Nature is so restorative, isn’t it?
Feeling more objective, I wondered what all this resistance might be telling me. Strong feelings are often signals. Perhaps I was doing too much saying – wanting to rush straight to market with a fully formed idea of the whats, who, hows and whys of business.
So what would listening involve? Asking? Talking? Would that be a more appropriate, agreeable way to connect with people? What would that look like?

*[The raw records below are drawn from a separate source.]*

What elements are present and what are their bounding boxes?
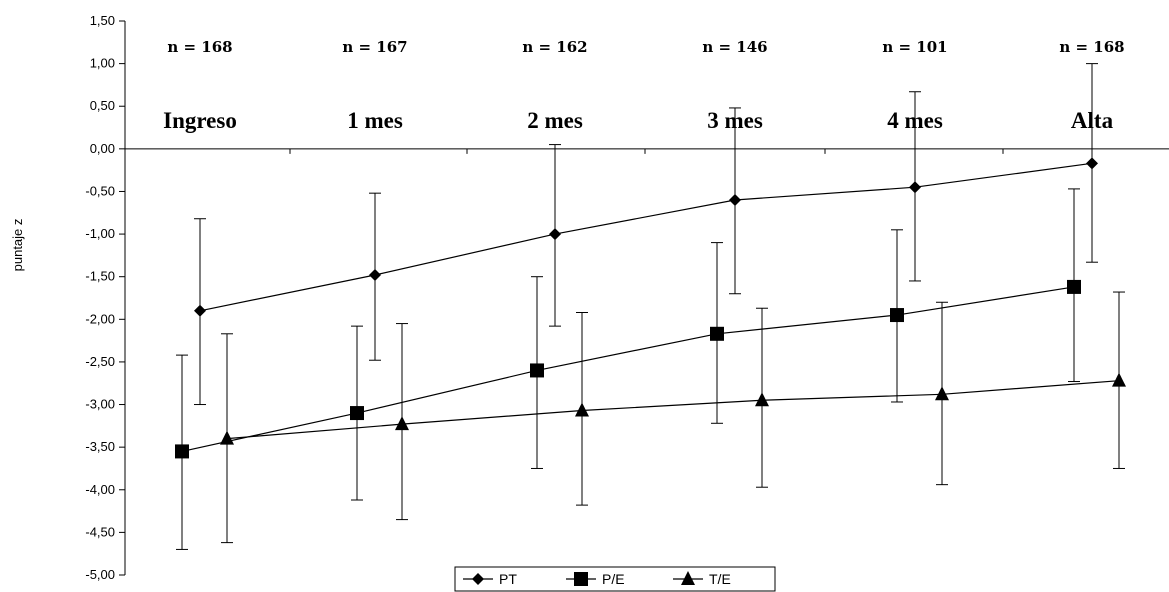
data-point <box>175 444 189 459</box>
data-point <box>909 181 921 194</box>
legend-label: P/E <box>602 571 625 587</box>
data-point <box>549 228 561 241</box>
n-label: n = 167 <box>342 38 407 56</box>
legend-label: PT <box>499 571 517 587</box>
y-tick-label: -0,50 <box>85 183 115 198</box>
y-tick-label: -3,00 <box>85 397 115 412</box>
legend-box <box>454 566 776 592</box>
y-tick-label: -3,50 <box>85 439 115 454</box>
series-line <box>181 286 1075 453</box>
n-label: n = 146 <box>702 38 767 56</box>
y-tick-label: 0,00 <box>90 141 115 156</box>
legend-marker <box>472 573 484 585</box>
data-point <box>575 402 589 417</box>
y-tick-label: 0,50 <box>90 98 115 113</box>
series-p-e <box>175 188 1081 550</box>
category-label: 1 mes <box>347 108 403 133</box>
chart-axes: 1,50 1,00 0,50 0,00 -0,50 -1,00 -1,50 -2,00 -2,5… <box>85 13 1169 582</box>
data-point <box>710 326 724 341</box>
y-tick-label: -4,00 <box>85 482 115 497</box>
data-point <box>220 430 234 445</box>
y-tick-label: -5,00 <box>85 567 115 582</box>
y-tick-label: -2,50 <box>85 354 115 369</box>
chart-series <box>175 63 1126 550</box>
data-point <box>755 392 769 407</box>
category-label: 2 mes <box>527 108 583 133</box>
y-tick-label: -1,50 <box>85 269 115 284</box>
series-line <box>199 162 1093 312</box>
series-t-e <box>220 291 1126 544</box>
data-point <box>890 308 904 323</box>
category-label: Ingreso <box>163 108 237 133</box>
y-tick-label: 1,50 <box>90 13 115 28</box>
n-label: n = 101 <box>882 38 947 56</box>
n-label: n = 168 <box>1059 38 1124 56</box>
data-point <box>369 268 381 281</box>
y-tick-label: -1,00 <box>85 226 115 241</box>
data-point <box>194 304 206 317</box>
data-point <box>1112 372 1126 387</box>
data-point <box>1086 157 1098 170</box>
data-point <box>1067 279 1081 294</box>
data-point <box>350 406 364 421</box>
legend: PT P/E T/E <box>454 566 776 592</box>
legend-marker <box>681 571 695 585</box>
n-label: n = 168 <box>167 38 232 56</box>
chart-annotations: n = 168 Ingreso n = 167 1 mes n = 162 2 mes n … <box>163 38 1124 133</box>
y-tick-label: -4,50 <box>85 524 115 539</box>
y-tick-label: 1,00 <box>90 56 115 71</box>
n-label: n = 162 <box>522 38 587 56</box>
data-point <box>729 193 741 206</box>
y-tick-label: -2,00 <box>85 311 115 326</box>
data-point <box>530 363 544 378</box>
series-line <box>226 380 1120 440</box>
legend-label: T/E <box>709 571 731 587</box>
data-point <box>395 416 409 431</box>
legend-marker <box>574 572 588 586</box>
series-pt <box>194 63 1098 406</box>
data-point <box>935 386 949 401</box>
y-axis-title: puntaje z <box>10 219 25 272</box>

After realising I’d just coached myself with some magnificent questions, I resolved that getting into conversation with people as an exercise in market research (“hello what’s your world like? Would you like some help with that?”) is a splendid way to shape a business.
What would it take to lift your mood?
In my experience coaching, when people have calm and perspective, their questions answer themselves. When I felt less defeated and morose after this remedial action, creativity came back online and suggested five specific things I could do to find my kind of people to coach.
That would never have happened, had I let the Grebes estate mentality shape my day.
What’s especially notable is that the three things I put at the heart of coaching others – playfulness, compassion and curiosity, are the very same three things that lifted me out of this particular rut. Who’d have thought?
Maybe there aren’t any boundaries between career, business and life? Perhaps it’s all one big adventure? Perhaps there are clues to what lifts your mood, in what you already give others?
Bum days are inevitable
When you’re in a bleak mood, how might a little less urgency and a little more ‘working up the levels’ towards a more useful state of mind, like I did, help you?
Attitude is the perennial blocker of many, if not all, routes to where you dream of being, and back on the Grebes estate mine was all kinds of wrong. If that dreadful feeling of doubt and inaction is all-too-familiar and all-too-tiresome, then maybe it’s time we worked on new ways of showing up in the world?
Ever had a sluggish start to the day. What happened? How did you recover?